I am not at work.
We spent all evening on the taxi rank last night, by the end of which time we had made eight pounds between us.
We did not even contemplate going back tonight.
Instead, Elspeth and John are coming over for our traditional Christmas Eve dinner, and we are going to drink gin cocktails.
I know that it is not Christmas Eve. There is no law that says you have got to do traditional things at a traditional time, not yet anyway, although I expect somebody in Whitehall could dream one up if they thought about it hard enough. I can do traditions whenever I jolly well feel like. Also it is jolly nice this year not to have to fib about it. Last year we got together on Christmas Eve and it had to be a secret for the first few hours of the evening because it wasn’t legal until midnight.
It is all right to tell you this now, because the police do not investigate rascally illegal parties that happened more than a year ago, just ask Boris.
The thing is that this year we might actually make some cash on Christmas Eve.

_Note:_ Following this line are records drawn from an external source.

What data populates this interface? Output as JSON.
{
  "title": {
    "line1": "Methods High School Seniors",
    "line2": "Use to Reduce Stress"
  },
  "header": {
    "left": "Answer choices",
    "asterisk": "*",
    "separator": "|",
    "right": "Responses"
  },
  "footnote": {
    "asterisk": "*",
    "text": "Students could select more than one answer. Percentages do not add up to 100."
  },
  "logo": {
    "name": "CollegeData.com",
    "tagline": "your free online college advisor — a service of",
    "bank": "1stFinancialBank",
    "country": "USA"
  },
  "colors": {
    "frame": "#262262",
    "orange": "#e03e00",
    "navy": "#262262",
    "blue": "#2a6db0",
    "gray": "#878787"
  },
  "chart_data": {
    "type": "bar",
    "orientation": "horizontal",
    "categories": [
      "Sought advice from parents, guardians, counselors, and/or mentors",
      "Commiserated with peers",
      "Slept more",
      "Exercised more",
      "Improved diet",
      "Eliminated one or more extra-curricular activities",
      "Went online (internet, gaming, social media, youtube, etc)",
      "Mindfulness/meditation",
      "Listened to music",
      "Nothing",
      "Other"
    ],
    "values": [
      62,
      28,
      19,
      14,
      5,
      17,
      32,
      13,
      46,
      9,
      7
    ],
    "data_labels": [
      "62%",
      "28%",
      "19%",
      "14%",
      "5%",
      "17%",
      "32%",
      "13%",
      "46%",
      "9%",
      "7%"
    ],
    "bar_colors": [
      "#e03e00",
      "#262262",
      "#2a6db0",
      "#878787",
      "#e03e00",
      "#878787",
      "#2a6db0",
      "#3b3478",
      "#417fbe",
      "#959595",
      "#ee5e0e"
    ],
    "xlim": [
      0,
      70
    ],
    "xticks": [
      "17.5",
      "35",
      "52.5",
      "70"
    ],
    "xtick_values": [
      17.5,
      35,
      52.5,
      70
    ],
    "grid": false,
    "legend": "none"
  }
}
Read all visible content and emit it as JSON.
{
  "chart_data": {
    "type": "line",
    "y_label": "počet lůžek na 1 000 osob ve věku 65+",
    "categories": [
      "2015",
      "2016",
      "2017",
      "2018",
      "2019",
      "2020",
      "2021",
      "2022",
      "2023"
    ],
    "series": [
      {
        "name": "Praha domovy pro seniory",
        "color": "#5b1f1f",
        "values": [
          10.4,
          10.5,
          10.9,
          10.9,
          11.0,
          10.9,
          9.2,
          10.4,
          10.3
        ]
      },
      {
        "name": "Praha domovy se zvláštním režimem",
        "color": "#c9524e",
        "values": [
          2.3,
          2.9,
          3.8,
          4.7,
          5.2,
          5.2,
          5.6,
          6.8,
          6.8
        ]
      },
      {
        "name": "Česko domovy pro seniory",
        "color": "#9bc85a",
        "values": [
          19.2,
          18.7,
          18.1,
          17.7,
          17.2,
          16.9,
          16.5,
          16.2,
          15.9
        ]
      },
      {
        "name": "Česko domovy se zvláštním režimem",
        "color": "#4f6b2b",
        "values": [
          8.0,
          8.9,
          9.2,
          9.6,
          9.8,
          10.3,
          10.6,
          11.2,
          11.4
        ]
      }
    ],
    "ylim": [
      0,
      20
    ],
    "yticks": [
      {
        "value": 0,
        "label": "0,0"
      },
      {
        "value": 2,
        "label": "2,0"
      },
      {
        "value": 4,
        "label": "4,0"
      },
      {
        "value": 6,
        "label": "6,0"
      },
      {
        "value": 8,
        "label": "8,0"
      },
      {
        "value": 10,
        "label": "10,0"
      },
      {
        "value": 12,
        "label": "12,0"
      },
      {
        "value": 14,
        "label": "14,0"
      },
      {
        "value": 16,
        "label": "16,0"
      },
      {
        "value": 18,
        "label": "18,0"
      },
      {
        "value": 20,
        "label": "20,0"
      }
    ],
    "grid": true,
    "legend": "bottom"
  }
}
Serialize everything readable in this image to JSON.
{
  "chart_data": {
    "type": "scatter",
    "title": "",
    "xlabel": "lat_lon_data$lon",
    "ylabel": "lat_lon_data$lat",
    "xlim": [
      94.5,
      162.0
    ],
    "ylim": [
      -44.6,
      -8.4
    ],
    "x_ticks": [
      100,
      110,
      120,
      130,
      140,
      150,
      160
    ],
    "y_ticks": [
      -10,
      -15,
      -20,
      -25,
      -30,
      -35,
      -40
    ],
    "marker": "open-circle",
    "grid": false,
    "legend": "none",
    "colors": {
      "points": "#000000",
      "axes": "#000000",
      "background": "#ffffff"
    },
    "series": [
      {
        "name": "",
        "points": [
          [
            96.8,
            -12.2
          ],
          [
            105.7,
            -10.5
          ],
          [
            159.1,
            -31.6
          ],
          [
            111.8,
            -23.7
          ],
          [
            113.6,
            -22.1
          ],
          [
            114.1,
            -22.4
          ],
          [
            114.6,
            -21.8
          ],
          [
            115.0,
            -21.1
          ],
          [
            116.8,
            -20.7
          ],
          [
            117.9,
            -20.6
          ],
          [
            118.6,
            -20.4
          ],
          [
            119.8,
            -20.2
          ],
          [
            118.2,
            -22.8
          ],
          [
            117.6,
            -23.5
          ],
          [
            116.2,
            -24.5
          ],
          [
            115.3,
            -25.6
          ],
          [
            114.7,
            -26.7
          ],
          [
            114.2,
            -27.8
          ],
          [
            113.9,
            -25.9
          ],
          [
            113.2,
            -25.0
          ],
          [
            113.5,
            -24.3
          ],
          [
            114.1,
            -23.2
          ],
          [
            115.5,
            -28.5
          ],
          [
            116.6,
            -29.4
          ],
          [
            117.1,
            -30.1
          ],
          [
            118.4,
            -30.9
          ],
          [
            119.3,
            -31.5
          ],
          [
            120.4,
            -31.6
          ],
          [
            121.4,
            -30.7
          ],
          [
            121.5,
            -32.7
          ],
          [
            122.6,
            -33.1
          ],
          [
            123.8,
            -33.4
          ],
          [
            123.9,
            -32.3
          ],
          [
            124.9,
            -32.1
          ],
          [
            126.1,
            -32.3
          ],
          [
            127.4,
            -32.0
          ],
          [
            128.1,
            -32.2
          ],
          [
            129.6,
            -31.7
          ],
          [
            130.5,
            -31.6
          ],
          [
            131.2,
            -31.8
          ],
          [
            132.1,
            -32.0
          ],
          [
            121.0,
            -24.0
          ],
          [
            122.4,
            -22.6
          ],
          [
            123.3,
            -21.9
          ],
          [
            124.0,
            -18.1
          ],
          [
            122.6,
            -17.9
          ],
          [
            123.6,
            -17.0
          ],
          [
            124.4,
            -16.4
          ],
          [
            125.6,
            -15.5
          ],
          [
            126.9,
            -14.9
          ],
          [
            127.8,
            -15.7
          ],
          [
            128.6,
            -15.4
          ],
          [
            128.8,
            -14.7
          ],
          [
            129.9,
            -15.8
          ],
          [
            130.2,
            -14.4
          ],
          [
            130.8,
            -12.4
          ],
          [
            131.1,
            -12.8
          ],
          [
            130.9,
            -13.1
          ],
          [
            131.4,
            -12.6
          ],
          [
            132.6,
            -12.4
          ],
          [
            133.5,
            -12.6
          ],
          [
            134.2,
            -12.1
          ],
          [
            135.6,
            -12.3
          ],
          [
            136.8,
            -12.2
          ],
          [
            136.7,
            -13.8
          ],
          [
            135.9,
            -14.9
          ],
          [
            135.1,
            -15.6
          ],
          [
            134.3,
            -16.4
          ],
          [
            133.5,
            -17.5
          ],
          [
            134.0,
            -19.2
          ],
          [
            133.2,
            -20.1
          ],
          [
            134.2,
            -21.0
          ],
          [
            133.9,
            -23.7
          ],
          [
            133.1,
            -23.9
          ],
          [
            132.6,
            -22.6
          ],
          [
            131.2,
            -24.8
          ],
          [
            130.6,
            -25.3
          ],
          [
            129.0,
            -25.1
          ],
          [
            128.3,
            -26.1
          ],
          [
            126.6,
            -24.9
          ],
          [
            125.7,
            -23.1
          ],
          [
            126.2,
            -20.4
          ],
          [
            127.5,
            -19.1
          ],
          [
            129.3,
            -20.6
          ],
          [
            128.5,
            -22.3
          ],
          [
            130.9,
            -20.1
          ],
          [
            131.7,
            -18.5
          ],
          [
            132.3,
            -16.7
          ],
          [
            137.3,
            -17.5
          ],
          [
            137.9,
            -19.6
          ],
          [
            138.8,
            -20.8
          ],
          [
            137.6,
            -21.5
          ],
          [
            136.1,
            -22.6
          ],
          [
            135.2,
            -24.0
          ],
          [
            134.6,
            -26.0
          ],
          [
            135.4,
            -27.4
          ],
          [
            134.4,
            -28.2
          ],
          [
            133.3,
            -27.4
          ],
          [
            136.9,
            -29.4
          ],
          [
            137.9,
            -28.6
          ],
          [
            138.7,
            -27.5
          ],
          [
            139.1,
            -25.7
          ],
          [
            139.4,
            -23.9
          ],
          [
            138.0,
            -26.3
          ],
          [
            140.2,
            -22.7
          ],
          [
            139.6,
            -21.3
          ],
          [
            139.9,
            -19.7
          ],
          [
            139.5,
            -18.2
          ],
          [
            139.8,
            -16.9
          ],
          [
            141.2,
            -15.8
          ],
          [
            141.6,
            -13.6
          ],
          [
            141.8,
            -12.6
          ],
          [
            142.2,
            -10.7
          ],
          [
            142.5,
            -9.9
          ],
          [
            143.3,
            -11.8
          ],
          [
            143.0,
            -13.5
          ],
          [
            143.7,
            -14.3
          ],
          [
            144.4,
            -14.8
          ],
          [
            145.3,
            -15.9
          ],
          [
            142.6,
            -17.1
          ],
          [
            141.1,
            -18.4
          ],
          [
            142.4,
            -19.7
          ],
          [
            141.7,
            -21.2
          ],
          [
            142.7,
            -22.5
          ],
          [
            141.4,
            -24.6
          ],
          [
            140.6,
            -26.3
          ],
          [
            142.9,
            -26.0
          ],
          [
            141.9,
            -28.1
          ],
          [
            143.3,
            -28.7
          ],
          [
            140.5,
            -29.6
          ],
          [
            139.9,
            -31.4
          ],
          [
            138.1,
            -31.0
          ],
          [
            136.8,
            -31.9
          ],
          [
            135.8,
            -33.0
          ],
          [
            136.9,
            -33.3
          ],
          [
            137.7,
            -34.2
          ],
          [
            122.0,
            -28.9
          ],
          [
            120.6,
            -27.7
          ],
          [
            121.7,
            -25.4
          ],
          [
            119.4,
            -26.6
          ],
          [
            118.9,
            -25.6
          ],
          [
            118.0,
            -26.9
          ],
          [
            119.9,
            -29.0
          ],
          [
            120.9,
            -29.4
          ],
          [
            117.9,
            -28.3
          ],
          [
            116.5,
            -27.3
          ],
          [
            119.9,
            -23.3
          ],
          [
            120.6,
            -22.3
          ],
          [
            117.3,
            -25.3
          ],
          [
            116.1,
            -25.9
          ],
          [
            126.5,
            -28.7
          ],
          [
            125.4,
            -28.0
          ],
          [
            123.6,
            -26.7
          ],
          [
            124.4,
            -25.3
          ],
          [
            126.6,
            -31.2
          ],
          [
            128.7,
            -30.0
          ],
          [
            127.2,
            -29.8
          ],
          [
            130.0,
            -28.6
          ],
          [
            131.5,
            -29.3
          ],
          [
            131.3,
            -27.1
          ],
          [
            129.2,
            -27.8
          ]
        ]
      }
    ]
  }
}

At the very least it is double time, and so even if we only do one job each we will be doing better than last night.
I am pleased with this arrangement.
This has meant that I have occupied the entire day rushing about cooking things and cleaning up. I did not really need to clean up because Elspeth and John are coming. They are not going to run their fingers along the bedroom windowsill to check for black mould or dust or any other evidence of slatternly behaviour. At least I hope they aren’t. They don’t usually.
The thing is that I am going to have a tidy and well-organised house for Christmas, and the prospect of this is making me feel very happy indeed. I have been floating about, looking at my pristine-dust-free dressing table, and feeling small blossoms of contentment.
I rushed about and tidied up and posted the last of the Christmas cards, if yours is late I am sorry, at least I sent it. I bought everything I could think we might possibly need whilst the shops are all shut over the festive period, and then I started cooking things.
We might need all sorts of things. Although most of the world is only closed for Christmas Day and Boxing Day, Windermere is going to be closed until Wednesday. I know this because they told me in the post office.
I have already posted everything, but I do not want to run out of milk.
Hence the fridge is stuffed full of milk and nice things to eat, and now there are lots of cooked things as well. We have got mince pies and cream whipped with yoghurt, and a sponge cake stuffed with fresh fruit and more cream. We have got cheese and ham pie, albeit a bit overdone because I got distracted making peppermint chocolate, and forgot about it, coconut madras prawns and a huge wheel of Cumberland sausage.
I don’t expect that we are going to eat all of this tonight and so we are going to celebrate Christmas Eve with the nicest imaginable taxi picnic. Christmas is going to be splendid.
We have also made the gin cocktails. You put all the ingredients in a huge jam jar and keep shaking it until you stop feeling guilty about the amount of gin you have just sloshed into it compared with everything else.
Not only is the traditional Christmas Eve Dinner not on Christmas Eve, it is also considerably quieter than usual, because neither Lucy nor Elspeth’s daughter are here. Elspeth’s daughter is in Nepal, where she is staying with a friend from Gordonstoun, and Lucy, of course, is working.
It feels like a very quiet Christmas without her, and for this reason we have decided not to make very much fuss this year. Our exciting Christmas was at the Midland, and our exciting New Year comes in January, after everybody else has had enough and is starting to think about credit card bills and tight trousers.
It is now the middle of the night, and I am starting to think about tight trousers, although not very much because I have sensibly dressed in my baggy dungarees. These would not be too tight if I was eight months’ pregnant, and so being asked to accommodate sausages and coconut prawns, hot bread rolls dripping with butter, a couple of slices of pie, jam and cream cake, and about a quart of gin has been a doddle.
I did salad as well, but there was loads of that left, hardly anybody touched it.
It has been a splendid evening.
I might need to go on a long walk tomorrow.